Smart meters help Oxfordshire village cut energy consumption

Smart meters from GE have helped the village of North Leigh in Oxfordshire reduce its energy consumption by 10% for three consecutive months.

This has earned the village a £20,000 award from utility Scottish & Southern Energy (SSE). The North Leigh project is helping SSE and the government determine the most effective methods of influencing consumer behaviour to reduce energy usage.

For this project, SSE provided GE’s smart meters to the 800-home community, making the 2000 villagers of North Leigh some of the first in the country to have smart meters installed in their homes. The meters gathered data in real-time and communicated that information back to the energy supplier.

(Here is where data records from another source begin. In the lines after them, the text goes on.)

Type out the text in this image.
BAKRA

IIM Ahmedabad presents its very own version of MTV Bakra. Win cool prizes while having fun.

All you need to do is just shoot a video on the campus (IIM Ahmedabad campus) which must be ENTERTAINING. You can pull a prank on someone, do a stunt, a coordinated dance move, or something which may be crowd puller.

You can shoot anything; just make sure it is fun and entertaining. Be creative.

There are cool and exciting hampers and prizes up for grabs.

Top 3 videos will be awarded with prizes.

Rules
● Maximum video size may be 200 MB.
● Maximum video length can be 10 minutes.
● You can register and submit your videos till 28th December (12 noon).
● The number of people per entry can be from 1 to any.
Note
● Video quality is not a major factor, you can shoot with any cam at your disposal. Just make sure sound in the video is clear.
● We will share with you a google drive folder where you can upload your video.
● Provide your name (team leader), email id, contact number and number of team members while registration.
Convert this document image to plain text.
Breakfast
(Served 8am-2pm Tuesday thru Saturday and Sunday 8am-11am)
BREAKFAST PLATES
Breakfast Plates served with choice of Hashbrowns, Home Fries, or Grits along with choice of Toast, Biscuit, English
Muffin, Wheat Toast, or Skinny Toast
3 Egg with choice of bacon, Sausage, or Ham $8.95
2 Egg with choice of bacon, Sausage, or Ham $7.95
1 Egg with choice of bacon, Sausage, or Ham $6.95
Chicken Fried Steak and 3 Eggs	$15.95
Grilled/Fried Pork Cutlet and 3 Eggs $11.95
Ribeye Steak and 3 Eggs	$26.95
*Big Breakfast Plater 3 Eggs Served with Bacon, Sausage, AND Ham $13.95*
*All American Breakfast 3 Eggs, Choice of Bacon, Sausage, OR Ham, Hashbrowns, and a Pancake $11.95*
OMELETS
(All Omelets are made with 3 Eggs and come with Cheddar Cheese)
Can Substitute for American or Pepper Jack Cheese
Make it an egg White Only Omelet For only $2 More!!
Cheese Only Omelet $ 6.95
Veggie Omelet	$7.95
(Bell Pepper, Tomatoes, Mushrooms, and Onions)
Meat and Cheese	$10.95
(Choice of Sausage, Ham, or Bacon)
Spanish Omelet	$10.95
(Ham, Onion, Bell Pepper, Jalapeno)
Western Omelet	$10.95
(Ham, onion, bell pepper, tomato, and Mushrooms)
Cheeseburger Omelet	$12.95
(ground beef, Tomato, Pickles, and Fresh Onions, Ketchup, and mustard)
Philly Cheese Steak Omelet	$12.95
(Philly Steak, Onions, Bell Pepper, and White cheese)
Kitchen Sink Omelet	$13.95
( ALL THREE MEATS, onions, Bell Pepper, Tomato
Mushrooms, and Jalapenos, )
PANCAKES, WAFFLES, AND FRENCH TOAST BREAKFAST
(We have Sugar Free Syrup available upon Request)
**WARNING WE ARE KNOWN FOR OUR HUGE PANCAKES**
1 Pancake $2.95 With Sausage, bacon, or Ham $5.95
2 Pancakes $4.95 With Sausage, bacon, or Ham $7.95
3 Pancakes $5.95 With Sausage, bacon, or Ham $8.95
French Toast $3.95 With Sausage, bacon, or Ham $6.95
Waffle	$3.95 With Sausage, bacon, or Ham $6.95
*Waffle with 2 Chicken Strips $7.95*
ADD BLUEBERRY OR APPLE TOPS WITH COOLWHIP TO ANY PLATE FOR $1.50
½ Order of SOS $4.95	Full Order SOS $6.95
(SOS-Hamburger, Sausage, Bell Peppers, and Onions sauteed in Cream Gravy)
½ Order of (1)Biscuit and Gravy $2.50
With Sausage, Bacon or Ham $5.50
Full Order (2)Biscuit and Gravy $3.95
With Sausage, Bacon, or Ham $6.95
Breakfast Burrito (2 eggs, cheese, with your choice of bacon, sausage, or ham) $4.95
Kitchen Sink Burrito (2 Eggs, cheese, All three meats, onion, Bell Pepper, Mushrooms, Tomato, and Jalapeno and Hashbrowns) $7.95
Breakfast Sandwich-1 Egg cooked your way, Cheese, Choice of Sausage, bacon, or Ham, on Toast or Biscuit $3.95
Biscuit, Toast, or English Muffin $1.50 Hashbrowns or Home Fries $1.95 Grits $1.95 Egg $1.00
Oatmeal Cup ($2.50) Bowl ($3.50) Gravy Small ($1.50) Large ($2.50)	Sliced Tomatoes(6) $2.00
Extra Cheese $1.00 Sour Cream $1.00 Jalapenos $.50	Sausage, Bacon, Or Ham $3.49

SSE was then able to present gas and electricity usage information to individual customers. This information was made available to individuals on a web site, letting them view their energy usage so they could make informed choices to reduce their electricity demand.

“GE’s smart meters made an important contribution to the overall success of the project providing reliable and accurate information, “said Andrew Monks, programme manager for SEE. “With the help of GE’s technology, we are doing our part to help GB meet its goals for a cleaner, more efficient energy future.”

The results of the study are helping UK officials determine the best technology deployment strategy to empower consumers to increase cost and energy savings.

“GE is committed to assisting the government meet its objective to have smart meters in every home by 2020,” said Keith Redfearn, general manager of digital energy for GE Energy in Europe. “Smart meters are a critical component in educating consumers by promoting energy-saving awareness and this trial deployment shows that smart meters will help the UK achieve its energy efficiency goals.”

The North Leigh project was part of a government-sponsored Energy Demand Research Project (EDRP) backed by the Department of Energy & Climate Change and the industry regulator Ofgem. Findings from this trial are helping shape the government strategy on the roll-out of smart meters and carbon emissions reduction efforts, as well as indicate how customers respond to better information about their energy consumption.

The trial used the Zigbee protocol, which is becoming an accepted standard for home automation. It delivers full communications between customers, meters and a central information storage server.